Cyclists like the EX-390 itself, a road so straight locals joke it was laid by a Roman with a spirit level. Traffic is thin, shoulders generous, and the reward for a 20 km spin eastwards is the hill-top castle of Zorita, coffee €1.20 if you pronounce the “z” like a Spanish “th” and not like “Zorro”.
What to Eat When It’s Not Sunday
Weekday menus are short, seasonal and stubbornly local. Order “arroz a la habanera” and you’ll get rice simmered with pork rib and pimentón, nothing to do with Havana. Pimientos de Padrón arrive blistered and salted, a gentle game of Russian roulette for those who hit the one spicy capsule in ten. To drink, try a clara con limón—half lager, half lemonade, essentially a shandy that costs €1.80 and makes 35-degree heat feel merely ridiculous.
Sweet-toothed visitors should time their arrival for All Saints’ Day when every household bakes “huesos de santo”, marzipan fingers that mimic saintly bones. The bakery sells out by 11 am; after that you’ll need godparents in the village or a polite knock on the right door.
The Practical Bits No-One Mentions
There is no cash machine. None. The nearest ATMs are in Zorita (ten minutes by car) or Guareña (fifteen). Cards are accepted at the supermarket, but the bar, bakery and market stalls deal only in coins. Petrol is available at a single Repsol pump on the south-east exit; it closes at 9 pm and won’t reopen for early flights to Madrid. Accommodation is scarce—three modest guesthouses and a handful of village houses to rent. Book ahead; hosts don’t appreciate doorbells at siesta hour.
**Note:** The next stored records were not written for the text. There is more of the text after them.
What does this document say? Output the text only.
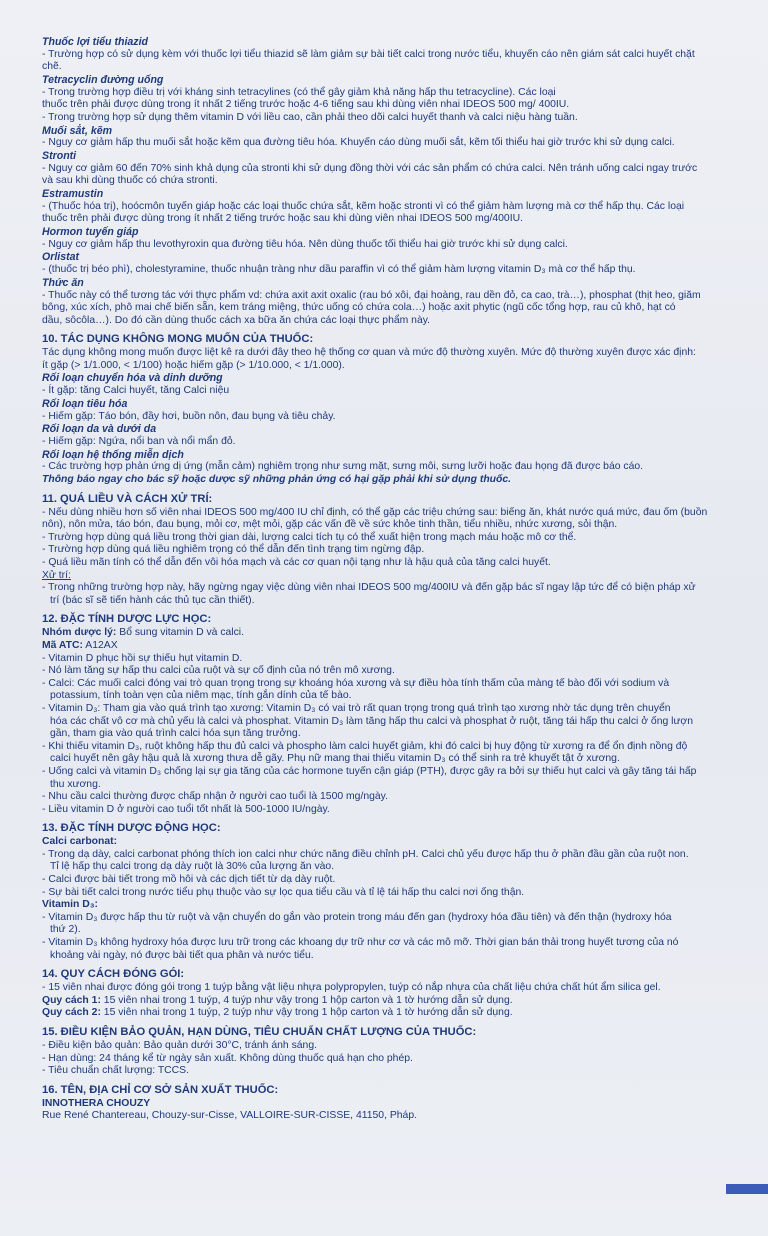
Thuốc lợi tiểu thiazid

- Trường hợp có sử dụng kèm với thuốc lợi tiểu thiazid sẽ làm giảm sự bài tiết calci trong nước tiểu, khuyến cáo nên giám sát calci huyết chặt

chẽ.

Tetracyclin đường uống

- Trong trường hợp điều trị với kháng sinh tetracylines (có thể gây giảm khả năng hấp thu tetracycline). Các loại

thuốc trên phải được dùng trong ít nhất 2 tiếng trước hoặc 4-6 tiếng sau khi dùng viên nhai IDEOS 500 mg/ 400IU.

- Trong trường hợp sử dụng thêm vitamin D với liều cao, cần phải theo dõi calci huyết thanh và calci niệu hàng tuần.

Muối sắt, kẽm

- Nguy cơ giảm hấp thu muối sắt hoặc kẽm qua đường tiêu hóa. Khuyến cáo dùng muối sắt, kẽm tối thiểu hai giờ trước khi sử dụng calci.

Stronti

- Nguy cơ giảm 60 đến 70% sinh khả dụng của stronti khi sử dụng đồng thời với các sản phẩm có chứa calci. Nên tránh uống calci ngay trước

và sau khi dùng thuốc có chứa stronti.

Estramustin

- (Thuốc hóa trị), hoócmôn tuyến giáp hoặc các loại thuốc chứa sắt, kẽm hoặc stronti vì có thể giảm hàm lượng mà cơ thể hấp thụ. Các loại

thuốc trên phải được dùng trong ít nhất 2 tiếng trước hoặc sau khi dùng viên nhai IDEOS 500 mg/400IU.

Hormon tuyến giáp

- Nguy cơ giảm hấp thu levothyroxin qua đường tiêu hóa. Nên dùng thuốc tối thiểu hai giờ trước khi sử dụng calci.

Orlistat

- (thuốc trị béo phì), cholestyramine, thuốc nhuận tràng như dầu paraffin vì có thể giảm hàm lượng vitamin D₃ mà cơ thể hấp thụ.

Thức ăn

- Thuốc này có thể tương tác với thực phẩm vd: chứa axit axit oxalic (rau bó xôi, đại hoàng, rau dền đỏ, ca cao, trà…), phosphat (thịt heo, giăm

bông, xúc xích, phô mai chế biến sẵn, kem tráng miệng, thức uống có chứa cola…) hoặc axit phytic (ngũ cốc tổng hợp, rau củ khô, hạt có

dầu, sôcôla…). Do đó cần dùng thuốc cách xa bữa ăn chứa các loại thực phẩm này.

10. TÁC DỤNG KHÔNG MONG MUỐN CỦA THUỐC:

Tác dụng không mong muốn được liệt kê ra dưới đây theo hệ thống cơ quan và mức độ thường xuyên. Mức độ thường xuyên được xác định:

ít gặp (> 1/1.000, < 1/100) hoặc hiếm gặp (> 1/10.000, < 1/1.000).

Rối loạn chuyển hóa và dinh dưỡng

- Ít gặp: tăng Calci huyết, tăng Calci niệu

Rối loạn tiêu hóa

- Hiếm gặp: Táo bón, đầy hơi, buồn nôn, đau bụng và tiêu chảy.

Rối loạn da và dưới da

- Hiếm gặp: Ngứa, nổi ban và nổi mẩn đỏ.

Rối loạn hệ thống miễn dịch

- Các trường hợp phản ứng dị ứng (mẫn cảm) nghiêm trọng như sưng mặt, sưng môi, sưng lưỡi hoặc đau họng đã được báo cáo.

Thông báo ngay cho bác sỹ hoặc dược sỹ những phản ứng có hại gặp phải khi sử dụng thuốc.

11. QUÁ LIỀU VÀ CÁCH XỬ TRÍ:

- Nếu dùng nhiều hơn số viên nhai IDEOS 500 mg/400 IU chỉ định, có thể gặp các triệu chứng sau: biếng ăn, khát nước quá mức, đau ốm (buồn

nôn), nôn mửa, táo bón, đau bụng, mỏi cơ, mệt mỏi, gặp các vấn đề về sức khỏe tinh thần, tiểu nhiều, nhức xương, sỏi thận.

- Trường hợp dùng quá liều trong thời gian dài, lượng calci tích tụ có thể xuất hiện trong mạch máu hoặc mô cơ thể.

- Trường hợp dùng quá liều nghiêm trọng có thể dẫn đến tình trạng tim ngừng đập.

- Quá liều mãn tính có thể dẫn đến vôi hóa mạch và các cơ quan nội tạng như là hậu quả của tăng calci huyết.

Xử trí:

- Trong những trường hợp này, hãy ngừng ngay việc dùng viên nhai IDEOS 500 mg/400IU và đến gặp bác sĩ ngay lập tức để có biện pháp xử

trí (bác sĩ sẽ tiến hành các thủ tục cần thiết).

12. ĐẶC TÍNH DƯỢC LỰC HỌC:

Nhóm dược lý: Bổ sung vitamin D và calci.

Mã ATC: A12AX

- Vitamin D phục hồi sự thiếu hụt vitamin D.

- Nó làm tăng sự hấp thu calci của ruột và sự cố định của nó trên mô xương.

- Calci: Các muối calci đóng vai trò quan trọng trong sự khoáng hóa xương và sự điều hòa tính thấm của màng tế bào đối với sodium và

potassium, tính toàn vẹn của niêm mạc, tính gắn dính của tế bào.

- Vitamin D₃: Tham gia vào quá trình tạo xương: Vitamin D₃ có vai trò rất quan trọng trong quá trình tạo xương nhờ tác dụng trên chuyển

hóa các chất vô cơ mà chủ yếu là calci và phosphat. Vitamin D₃ làm tăng hấp thu calci và phosphat ở ruột, tăng tái hấp thu calci ở ống lượn

gần, tham gia vào quá trình calci hóa sụn tăng trưởng.

- Khi thiếu vitamin D₃, ruột không hấp thu đủ calci và phospho làm calci huyết giảm, khi đó calci bị huy động từ xương ra để ổn định nồng độ

calci huyết nên gây hậu quả là xương thưa dễ gãy. Phụ nữ mang thai thiếu vitamin D₃ có thể sinh ra trẻ khuyết tật ở xương.

- Uống calci và vitamin D₃ chống lại sự gia tăng của các hormone tuyến cận giáp (PTH), được gây ra bởi sự thiếu hụt calci và gây tăng tái hấp

thu xương.

- Nhu cầu calci thường được chấp nhận ở người cao tuổi là 1500 mg/ngày.

- Liều vitamin D ở người cao tuổi tốt nhất là 500-1000 IU/ngày.

13. ĐẶC TÍNH DƯỢC ĐỘNG HỌC:

Calci carbonat:

- Trong dạ dày, calci carbonat phóng thích ion calci như chức năng điều chỉnh pH. Calci chủ yếu được hấp thu ở phần đầu gần của ruột non.

Tỉ lệ hấp thụ calci trong dạ dày ruột là 30% của lượng ăn vào.

- Calci được bài tiết trong mồ hôi và các dịch tiết từ dạ dày ruột.

- Sự bài tiết calci trong nước tiểu phụ thuộc vào sự lọc qua tiểu cầu và tỉ lệ tái hấp thu calci nơi ống thận.

Vitamin D₃:

- Vitamin D₃ được hấp thu từ ruột và vận chuyển do gắn vào protein trong máu đến gan (hydroxy hóa đầu tiên) và đến thận (hydroxy hóa

thứ 2).

- Vitamin D₃ không hydroxy hóa được lưu trữ trong các khoang dự trữ như cơ và các mô mỡ. Thời gian bán thải trong huyết tương của nó

khoảng vài ngày, nó được bài tiết qua phân và nước tiểu.

14. QUY CÁCH ĐÓNG GÓI:

- 15 viên nhai được đóng gói trong 1 tuýp bằng vật liệu nhựa polypropylen, tuýp có nắp nhựa của chất liệu chứa chất hút ẩm silica gel.

Quy cách 1: 15 viên nhai trong 1 tuýp, 4 tuýp như vậy trong 1 hộp carton và 1 tờ hướng dẫn sử dụng.

Quy cách 2: 15 viên nhai trong 1 tuýp, 2 tuýp như vậy trong 1 hộp carton và 1 tờ hướng dẫn sử dụng.

15. ĐIỀU KIỆN BẢO QUẢN, HẠN DÙNG, TIÊU CHUẨN CHẤT LƯỢNG CỦA THUỐC:

- Điều kiện bảo quản: Bảo quản dưới 30°C, tránh ánh sáng.

- Hạn dùng: 24 tháng kể từ ngày sản xuất. Không dùng thuốc quá hạn cho phép.

- Tiêu chuẩn chất lượng: TCCS.

16. TÊN, ĐỊA CHỈ CƠ SỞ SẢN XUẤT THUỐC:

INNOTHERA CHOUZY

Rue René Chantereau, Chouzy-sur-Cisse, VALLOIRE-SUR-CISSE, 41150, Pháp.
English is rarely spoken, yet locals remain patient with phrase-book Spanish. Download the offline Spanish dictionary in Google Translate; phone signal is reliable but data can stall between rice fields. If you must ask directions, request the “arrozales” (ah-roth-THA-less) and everyone points the same way.
When to Come, When to Skip
March–May and mid-September to October offer temperatures that won’t melt your walking boots. In April the paddies mirror sunrise like liquid mercury; by October storks wheel overhead and the smell of straw drifts across the square. July and August belong to tractors at dawn and thermometers above 40 °C. The village fiesta around 15 August provides night-time music and a procession, but also inflated prices for spare rooms in a 30-km radius. Winter is quiet, occasionally bleak, though birdlife peaks and you’ll have the plaza to yourself.
A Stop, Not a Stay
La Haba reveals its charms quickly: an hour for coffee and a circuit of the square, another hour to reach the first lagoon-like paddy and back. Treat it as a palate cleanser between Roman Mérida and conquistador Trujillo, or as a lunch halt on the long haul from Seville to Salamanca. Come expecting monuments and you’ll leave underwhelmed; come curious about rice, ham and the Spanish art of doing very little in the shade, and the village repays the detour. Just remember to fill the tank—and your wallet—before the siesta descends.